Governments trying to silence witnesses

A terrible pattern of governments trying to silence witnesses of government-related crime, while the big perpetrators go free, can be seen in many countries around the world. We have been sad to see some staggering examples lately of why an organization like Accoun needs to demand government accountability.

In Egypt, many hundred supporters of the overthrown president Mursi have recently been killed in the streets during the government’s brutal crackdowns. Last week, also a number of journalists witnessing the violence are reported to have been killed, detained, injured or threatened. However, the former dictator Hosni Mubarak, with much blood on his hands, is set free by a court. Among many other atrocities, Mubarak’s regime partnered with the USA to torture suspected terrorists, which have in some cases been found innocent afterwards.

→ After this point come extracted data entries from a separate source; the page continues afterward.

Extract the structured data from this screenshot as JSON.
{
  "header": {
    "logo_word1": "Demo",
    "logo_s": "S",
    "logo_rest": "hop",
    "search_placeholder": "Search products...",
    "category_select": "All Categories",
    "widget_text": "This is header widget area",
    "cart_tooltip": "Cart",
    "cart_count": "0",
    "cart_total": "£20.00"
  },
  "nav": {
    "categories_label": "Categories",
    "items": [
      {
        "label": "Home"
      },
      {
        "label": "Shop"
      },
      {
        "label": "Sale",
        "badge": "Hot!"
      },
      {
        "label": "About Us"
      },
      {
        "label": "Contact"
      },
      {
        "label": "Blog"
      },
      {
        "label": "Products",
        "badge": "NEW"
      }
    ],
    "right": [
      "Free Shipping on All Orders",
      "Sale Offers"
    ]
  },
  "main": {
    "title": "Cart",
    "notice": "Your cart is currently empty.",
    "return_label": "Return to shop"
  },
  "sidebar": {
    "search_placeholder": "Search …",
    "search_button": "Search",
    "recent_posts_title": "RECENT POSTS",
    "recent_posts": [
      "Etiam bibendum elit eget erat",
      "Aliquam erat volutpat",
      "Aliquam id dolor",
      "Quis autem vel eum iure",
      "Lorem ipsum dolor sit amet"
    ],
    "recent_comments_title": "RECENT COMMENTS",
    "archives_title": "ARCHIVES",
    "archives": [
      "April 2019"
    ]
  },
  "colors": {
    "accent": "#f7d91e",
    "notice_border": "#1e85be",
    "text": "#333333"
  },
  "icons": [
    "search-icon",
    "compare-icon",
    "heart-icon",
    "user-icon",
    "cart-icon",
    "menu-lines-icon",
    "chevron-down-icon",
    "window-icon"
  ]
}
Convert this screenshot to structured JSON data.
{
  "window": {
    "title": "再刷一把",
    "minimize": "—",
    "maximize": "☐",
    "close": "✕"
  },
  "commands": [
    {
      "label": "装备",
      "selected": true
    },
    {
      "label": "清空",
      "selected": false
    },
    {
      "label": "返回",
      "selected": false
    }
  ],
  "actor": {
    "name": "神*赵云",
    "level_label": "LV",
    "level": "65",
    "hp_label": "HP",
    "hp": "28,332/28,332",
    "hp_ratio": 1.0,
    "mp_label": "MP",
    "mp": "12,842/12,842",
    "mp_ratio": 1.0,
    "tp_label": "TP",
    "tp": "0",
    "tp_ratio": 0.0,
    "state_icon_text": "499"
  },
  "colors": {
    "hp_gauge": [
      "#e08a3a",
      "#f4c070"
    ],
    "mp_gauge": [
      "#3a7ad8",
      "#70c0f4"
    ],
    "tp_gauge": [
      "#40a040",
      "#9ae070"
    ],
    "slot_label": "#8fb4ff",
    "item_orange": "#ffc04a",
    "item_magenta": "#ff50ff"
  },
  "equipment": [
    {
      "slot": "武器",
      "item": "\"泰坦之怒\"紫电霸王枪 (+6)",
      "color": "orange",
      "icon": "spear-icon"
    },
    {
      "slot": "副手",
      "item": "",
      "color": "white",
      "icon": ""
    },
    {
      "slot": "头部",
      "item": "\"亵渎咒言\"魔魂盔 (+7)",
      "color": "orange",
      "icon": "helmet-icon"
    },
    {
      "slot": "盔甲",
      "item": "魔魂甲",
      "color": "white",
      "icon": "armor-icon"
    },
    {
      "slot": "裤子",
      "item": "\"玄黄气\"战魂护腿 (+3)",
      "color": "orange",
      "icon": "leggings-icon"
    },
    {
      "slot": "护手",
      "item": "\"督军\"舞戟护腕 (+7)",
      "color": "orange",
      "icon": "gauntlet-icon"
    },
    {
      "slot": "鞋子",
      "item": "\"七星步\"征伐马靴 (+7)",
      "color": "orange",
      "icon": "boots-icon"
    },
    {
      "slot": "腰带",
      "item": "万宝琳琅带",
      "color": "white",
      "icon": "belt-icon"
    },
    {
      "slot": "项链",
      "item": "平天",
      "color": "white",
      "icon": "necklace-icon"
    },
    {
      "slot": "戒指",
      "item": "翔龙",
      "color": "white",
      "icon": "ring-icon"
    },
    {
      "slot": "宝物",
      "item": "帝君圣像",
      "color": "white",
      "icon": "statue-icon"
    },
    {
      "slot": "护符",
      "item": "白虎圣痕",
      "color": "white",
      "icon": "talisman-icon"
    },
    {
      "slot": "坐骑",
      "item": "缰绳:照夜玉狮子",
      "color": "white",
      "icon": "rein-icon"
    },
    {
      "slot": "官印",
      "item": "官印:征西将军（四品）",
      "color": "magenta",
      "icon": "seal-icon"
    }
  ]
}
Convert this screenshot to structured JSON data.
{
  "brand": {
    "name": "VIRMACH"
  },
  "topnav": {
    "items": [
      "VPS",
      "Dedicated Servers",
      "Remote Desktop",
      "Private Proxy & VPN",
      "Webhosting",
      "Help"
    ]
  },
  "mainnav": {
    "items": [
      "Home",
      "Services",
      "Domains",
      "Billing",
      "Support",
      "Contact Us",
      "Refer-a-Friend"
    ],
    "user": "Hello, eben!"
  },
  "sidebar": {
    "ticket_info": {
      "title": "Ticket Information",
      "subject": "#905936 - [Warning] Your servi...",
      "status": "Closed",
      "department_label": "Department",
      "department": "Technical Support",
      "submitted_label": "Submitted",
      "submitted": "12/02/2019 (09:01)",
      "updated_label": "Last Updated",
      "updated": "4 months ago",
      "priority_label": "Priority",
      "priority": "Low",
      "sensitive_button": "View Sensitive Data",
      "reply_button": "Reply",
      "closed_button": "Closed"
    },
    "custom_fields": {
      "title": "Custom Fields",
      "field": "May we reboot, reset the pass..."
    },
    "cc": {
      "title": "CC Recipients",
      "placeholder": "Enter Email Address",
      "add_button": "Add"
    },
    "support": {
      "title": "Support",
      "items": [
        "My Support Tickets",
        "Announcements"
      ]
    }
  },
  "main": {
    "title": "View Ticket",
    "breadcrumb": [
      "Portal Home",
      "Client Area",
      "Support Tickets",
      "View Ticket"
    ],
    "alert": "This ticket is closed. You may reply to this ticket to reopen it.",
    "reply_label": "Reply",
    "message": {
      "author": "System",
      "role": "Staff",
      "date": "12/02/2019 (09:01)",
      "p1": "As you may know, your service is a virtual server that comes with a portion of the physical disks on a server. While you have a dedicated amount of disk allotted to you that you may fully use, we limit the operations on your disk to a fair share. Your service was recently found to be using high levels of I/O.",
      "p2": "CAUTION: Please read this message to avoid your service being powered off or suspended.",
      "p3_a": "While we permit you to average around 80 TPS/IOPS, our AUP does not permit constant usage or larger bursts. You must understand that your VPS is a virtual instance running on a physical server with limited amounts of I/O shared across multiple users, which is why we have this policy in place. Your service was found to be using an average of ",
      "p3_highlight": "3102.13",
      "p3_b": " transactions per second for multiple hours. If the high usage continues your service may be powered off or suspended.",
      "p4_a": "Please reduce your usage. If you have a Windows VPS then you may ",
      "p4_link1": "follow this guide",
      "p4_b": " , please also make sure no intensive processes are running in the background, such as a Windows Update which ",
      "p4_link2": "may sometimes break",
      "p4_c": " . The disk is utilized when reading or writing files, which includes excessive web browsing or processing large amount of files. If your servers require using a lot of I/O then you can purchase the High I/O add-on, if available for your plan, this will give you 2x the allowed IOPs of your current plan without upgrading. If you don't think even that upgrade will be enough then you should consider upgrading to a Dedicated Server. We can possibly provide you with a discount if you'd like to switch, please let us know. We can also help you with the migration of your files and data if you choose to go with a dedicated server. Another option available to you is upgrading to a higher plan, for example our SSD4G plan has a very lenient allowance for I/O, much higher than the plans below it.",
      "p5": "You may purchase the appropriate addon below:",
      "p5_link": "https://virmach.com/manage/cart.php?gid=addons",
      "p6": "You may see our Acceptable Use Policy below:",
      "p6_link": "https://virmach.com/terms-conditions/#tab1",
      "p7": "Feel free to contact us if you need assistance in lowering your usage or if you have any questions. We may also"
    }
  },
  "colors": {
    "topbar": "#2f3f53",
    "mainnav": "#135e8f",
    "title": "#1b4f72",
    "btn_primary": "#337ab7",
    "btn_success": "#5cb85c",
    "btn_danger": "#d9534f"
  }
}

Yesterday the US whistleblower Bradley Manning, who has revealed war crimes in Irak through Wikileaks, was sentenced to 35 years in prison. During the last months, we have also been able to follow the US government hunt for another whistleblower, Edward Snowden, who has exposed that NSA broke privacy laws thousands of times a year. The UK government has obviously been complicit in many of these crimes. A newspaper in the UK, the Guardian, have even reported that they were forced by their government to destroy documents leaked by Snowden, and thus to destroy possible evidence of government-related crime. Nobody else than Manning and Snowden have been held accountable, despite the serios crimes they have revealed.

These cases are unfortunately like the tip of an iceberg of government-related crime and dysfunctional legal systems, which are unacceptable. The public has reason to be very thankful to whistleblowers and reporters who dare to try to tell the truth, despite the harsh consequences it may have for them personally. Without these heroes, the situation would probably be even worse.